Some of the world's most legendary cities are also among the most LGBT-friendly. These six top both lists for good reasons.
San Francisco, California
Many events are planned during this year's Summer of Love 50th anniversary to celebrate the exciting summer in San Francisco when hippies took over the Haight-Ashbury district. But just over the hill in the Castro district in 1967, a community centered around LGBT culture was taking root, and it's still going strong. Visitors to the Castro should stop by the GLBT History Museum, then catch a classic film at the gorgeous, 1,400-seat Castro Theatre. Besides nightlife in San Francisco, day-trip options include the Napa and Sonoma Wine Country and the Russian River town of Guerneville, a favorite LGBT getaway spot nestled in the redwoods.
South Beach earns its reputation every night as a place where the party never stops — on the beach (the LGBT scene is at the 12th Street beach) and in the adjacent bars and clubs. The presence of an LGBT Visitor Center in “SoBe," which is surrounded by upscale shops and restaurants, speaks to the fact that this is a town that welcomes and celebrates everyone. Also LGBT-friendly are Miami Beach's Haulover Beach Park, and if you don't mind driving a bit farther to the north, Fort Lauderdale — where the beach, inns, restaurants and bars around Sebastian Street are crowded with LGBT locals and tourists.
It makes sense that the largest metropolis in the Mediterranean, the tourist magnet of Barcelona, is a crossroads city with a progressive and welcoming vibe. LGBT visitors are among those who benefit, as Barcelona's many gay and lesbian beaches, hotels, bars, nightclubs and festivals make it the LGBT capital of southern Europe. The LGBT hotspot of Sitges, home to two dozen beaches, is just 20 miles away by train or bus. And accessible from Barcelona by ferry or plane in the Mediterranean are the LGBT-friendly Spanish jet-setter islands of Ibiza and Majorca — the latter of which hosts the Ella International Lesbian Festival (August 31–September 7).
Dublin is one of Europe's most progressive cities, with many hotels, saunas, nightclubs and bars geared to LGBT travelers. It's also the perfect gateway to one of Europe's most beautiful and visitor-friendly countries. Along with Dublin, the city of Cork is especially LGBT-friendly, although so is the rest of the Emerald Isle. In 2015, Ireland became the first country in the world to approve gay marriage by popular vote, with 62 percent lifting their Guinness mugs in a resounding “aye" vote. Adding to Ireland's appeal: English is the spoken language, and the Euro is the preferred currency.

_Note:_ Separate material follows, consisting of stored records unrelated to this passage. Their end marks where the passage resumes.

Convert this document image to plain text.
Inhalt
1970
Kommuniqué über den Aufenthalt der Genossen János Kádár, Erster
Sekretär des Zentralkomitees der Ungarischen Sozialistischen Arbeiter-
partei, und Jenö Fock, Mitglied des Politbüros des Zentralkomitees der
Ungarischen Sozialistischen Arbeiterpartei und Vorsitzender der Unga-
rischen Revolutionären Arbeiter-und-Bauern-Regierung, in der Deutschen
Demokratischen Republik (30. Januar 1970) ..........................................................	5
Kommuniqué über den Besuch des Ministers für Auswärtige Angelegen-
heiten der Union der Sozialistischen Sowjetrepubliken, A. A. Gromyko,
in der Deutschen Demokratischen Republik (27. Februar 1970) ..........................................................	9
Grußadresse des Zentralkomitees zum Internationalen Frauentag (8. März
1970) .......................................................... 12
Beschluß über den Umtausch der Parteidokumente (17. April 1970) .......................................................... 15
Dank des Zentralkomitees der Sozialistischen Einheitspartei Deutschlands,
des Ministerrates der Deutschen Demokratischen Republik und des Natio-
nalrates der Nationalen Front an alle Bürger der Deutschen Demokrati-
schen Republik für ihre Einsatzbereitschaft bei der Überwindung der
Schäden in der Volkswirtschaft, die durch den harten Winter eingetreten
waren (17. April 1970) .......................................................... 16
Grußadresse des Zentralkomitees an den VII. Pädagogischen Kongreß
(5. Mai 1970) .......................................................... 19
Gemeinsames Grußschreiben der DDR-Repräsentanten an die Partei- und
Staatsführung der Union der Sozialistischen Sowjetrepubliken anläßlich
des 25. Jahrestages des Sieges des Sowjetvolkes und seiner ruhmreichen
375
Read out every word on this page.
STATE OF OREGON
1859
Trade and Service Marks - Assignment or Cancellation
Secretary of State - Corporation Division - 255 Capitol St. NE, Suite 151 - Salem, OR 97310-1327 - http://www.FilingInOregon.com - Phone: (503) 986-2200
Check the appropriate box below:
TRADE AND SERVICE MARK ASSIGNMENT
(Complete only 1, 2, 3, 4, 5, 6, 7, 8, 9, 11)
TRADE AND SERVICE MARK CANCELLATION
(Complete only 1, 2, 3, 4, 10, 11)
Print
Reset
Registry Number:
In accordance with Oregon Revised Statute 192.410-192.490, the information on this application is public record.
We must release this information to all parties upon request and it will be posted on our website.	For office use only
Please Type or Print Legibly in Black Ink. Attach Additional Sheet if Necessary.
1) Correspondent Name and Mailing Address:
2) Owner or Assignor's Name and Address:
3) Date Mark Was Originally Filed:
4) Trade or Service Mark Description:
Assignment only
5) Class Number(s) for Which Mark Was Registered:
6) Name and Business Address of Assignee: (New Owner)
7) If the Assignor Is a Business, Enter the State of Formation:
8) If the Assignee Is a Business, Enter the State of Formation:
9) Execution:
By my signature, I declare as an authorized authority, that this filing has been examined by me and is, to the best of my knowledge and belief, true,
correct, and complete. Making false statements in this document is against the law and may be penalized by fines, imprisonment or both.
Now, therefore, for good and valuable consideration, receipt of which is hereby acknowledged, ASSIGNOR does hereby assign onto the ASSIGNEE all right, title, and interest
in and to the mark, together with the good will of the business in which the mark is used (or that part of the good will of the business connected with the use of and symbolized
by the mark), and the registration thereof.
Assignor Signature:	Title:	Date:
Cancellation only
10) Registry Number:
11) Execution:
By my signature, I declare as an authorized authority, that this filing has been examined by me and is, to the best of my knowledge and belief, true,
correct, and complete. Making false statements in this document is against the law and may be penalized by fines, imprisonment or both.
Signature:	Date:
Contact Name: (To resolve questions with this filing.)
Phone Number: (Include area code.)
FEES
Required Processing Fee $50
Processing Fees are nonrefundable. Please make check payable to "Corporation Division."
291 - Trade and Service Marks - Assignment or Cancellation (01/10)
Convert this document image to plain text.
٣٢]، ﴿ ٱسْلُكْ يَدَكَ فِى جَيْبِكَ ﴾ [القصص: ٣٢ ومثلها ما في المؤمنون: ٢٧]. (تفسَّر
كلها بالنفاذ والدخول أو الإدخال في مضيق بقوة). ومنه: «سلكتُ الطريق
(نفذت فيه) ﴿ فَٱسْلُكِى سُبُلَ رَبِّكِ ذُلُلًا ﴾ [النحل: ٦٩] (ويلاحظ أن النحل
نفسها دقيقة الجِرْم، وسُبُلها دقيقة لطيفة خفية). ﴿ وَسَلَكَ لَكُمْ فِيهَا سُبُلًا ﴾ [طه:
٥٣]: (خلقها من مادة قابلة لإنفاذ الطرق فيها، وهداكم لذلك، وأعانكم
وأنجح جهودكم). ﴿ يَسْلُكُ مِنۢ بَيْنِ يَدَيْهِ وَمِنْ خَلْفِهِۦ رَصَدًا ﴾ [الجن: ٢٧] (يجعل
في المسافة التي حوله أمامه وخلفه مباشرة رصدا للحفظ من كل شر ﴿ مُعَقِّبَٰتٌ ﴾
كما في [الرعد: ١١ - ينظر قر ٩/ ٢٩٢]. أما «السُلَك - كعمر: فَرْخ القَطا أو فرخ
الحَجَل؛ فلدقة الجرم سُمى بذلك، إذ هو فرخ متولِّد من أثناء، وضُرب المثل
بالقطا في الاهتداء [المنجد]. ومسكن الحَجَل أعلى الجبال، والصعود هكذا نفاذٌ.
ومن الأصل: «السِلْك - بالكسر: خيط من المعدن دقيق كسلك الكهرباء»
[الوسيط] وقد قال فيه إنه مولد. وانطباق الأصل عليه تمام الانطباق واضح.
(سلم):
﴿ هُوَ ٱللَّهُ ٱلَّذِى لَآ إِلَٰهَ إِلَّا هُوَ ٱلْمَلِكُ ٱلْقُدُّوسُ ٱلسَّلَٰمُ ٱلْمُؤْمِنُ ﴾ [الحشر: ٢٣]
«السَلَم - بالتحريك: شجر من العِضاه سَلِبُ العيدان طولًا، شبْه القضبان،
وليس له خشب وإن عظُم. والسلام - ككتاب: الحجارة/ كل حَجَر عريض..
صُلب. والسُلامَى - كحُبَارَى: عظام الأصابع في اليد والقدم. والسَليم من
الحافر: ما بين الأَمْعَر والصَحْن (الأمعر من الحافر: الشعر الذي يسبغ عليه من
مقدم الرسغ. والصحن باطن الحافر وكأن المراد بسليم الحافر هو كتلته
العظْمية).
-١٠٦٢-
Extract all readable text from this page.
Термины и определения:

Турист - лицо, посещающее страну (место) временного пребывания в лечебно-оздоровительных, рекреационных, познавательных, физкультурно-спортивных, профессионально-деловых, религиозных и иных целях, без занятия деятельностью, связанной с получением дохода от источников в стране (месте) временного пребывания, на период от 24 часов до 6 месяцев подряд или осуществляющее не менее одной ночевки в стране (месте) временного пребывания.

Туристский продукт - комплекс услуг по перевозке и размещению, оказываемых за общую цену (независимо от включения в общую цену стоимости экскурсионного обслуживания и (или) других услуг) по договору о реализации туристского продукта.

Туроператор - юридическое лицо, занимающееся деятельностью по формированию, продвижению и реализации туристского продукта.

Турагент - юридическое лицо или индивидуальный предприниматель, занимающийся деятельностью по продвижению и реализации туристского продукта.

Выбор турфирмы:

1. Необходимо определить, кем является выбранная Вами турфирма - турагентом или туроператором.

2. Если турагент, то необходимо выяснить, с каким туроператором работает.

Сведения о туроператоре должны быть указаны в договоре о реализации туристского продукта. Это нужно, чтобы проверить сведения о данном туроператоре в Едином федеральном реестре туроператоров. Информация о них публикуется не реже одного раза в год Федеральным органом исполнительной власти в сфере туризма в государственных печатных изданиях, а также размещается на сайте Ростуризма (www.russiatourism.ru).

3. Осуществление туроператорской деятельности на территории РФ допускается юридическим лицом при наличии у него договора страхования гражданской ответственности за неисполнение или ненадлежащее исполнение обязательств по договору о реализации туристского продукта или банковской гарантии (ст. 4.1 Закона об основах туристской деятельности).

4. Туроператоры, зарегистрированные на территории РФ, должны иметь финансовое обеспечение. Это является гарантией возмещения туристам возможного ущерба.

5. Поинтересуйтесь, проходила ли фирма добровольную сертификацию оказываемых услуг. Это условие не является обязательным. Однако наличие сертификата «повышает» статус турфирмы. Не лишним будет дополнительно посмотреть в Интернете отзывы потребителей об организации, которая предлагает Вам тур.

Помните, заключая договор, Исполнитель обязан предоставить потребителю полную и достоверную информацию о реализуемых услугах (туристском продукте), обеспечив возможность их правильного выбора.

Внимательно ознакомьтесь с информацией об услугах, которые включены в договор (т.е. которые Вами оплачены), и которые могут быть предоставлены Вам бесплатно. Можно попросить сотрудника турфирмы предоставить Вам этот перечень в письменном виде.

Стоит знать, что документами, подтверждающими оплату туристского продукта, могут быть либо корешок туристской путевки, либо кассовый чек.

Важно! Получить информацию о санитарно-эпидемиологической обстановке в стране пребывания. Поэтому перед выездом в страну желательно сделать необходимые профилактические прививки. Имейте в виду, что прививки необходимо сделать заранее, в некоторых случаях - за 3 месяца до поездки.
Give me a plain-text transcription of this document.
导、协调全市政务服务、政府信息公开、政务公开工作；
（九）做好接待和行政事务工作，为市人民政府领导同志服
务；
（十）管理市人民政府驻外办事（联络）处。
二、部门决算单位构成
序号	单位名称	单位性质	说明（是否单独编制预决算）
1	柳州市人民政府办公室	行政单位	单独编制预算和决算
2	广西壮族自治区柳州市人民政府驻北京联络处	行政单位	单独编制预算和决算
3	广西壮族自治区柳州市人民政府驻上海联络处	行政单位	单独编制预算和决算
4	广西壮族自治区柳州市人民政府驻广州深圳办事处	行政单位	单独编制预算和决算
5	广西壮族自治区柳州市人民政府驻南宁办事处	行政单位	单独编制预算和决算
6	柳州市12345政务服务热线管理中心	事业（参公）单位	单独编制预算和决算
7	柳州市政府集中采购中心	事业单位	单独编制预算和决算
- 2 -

The winding shoreline of Sydney is packed with LGBT-friendly beaches, from renowned Bondi Beach to smaller clothing-optional beaches. After soaking in the Sydney sun, visitors can head to LGBT-oriented restaurants, bars and nightclubs in Australia's largest and most cosmopolitan city — or join other tourists in taking in sights like the Sydney Opera House, Harbour Bridge, Sydney Tower, Australian Museum, Royal Botanic Garden and Olympic Park. Oxford Street-Darlinghurst, sometimes called “The Golden Mile," is the main center of LGBT culture and it's located near the city center.
Toronto's Pride Month is one of the world's biggest, bringing an estimated 1 million visitors to the city each June and culminating in a massive Pride Parade (June 25, 2017). But LGBT visitors also flock to Toronto the rest of the year. The heart of LGBT culture is found in “the Village," which is part of the Church-Wellesley district (near downtown) — but the entire multicultural city of 2.7 million, Canada's largest, is LGBT-friendly. Among Toronto's many visitor attractions are the Royal Ontario Museum, Canada's largest museum; the CN Tower, the Western Hemisphere's tallest structure; and the Eaton Centre, North America's busiest shopping mall with 300-plus shops and restaurants.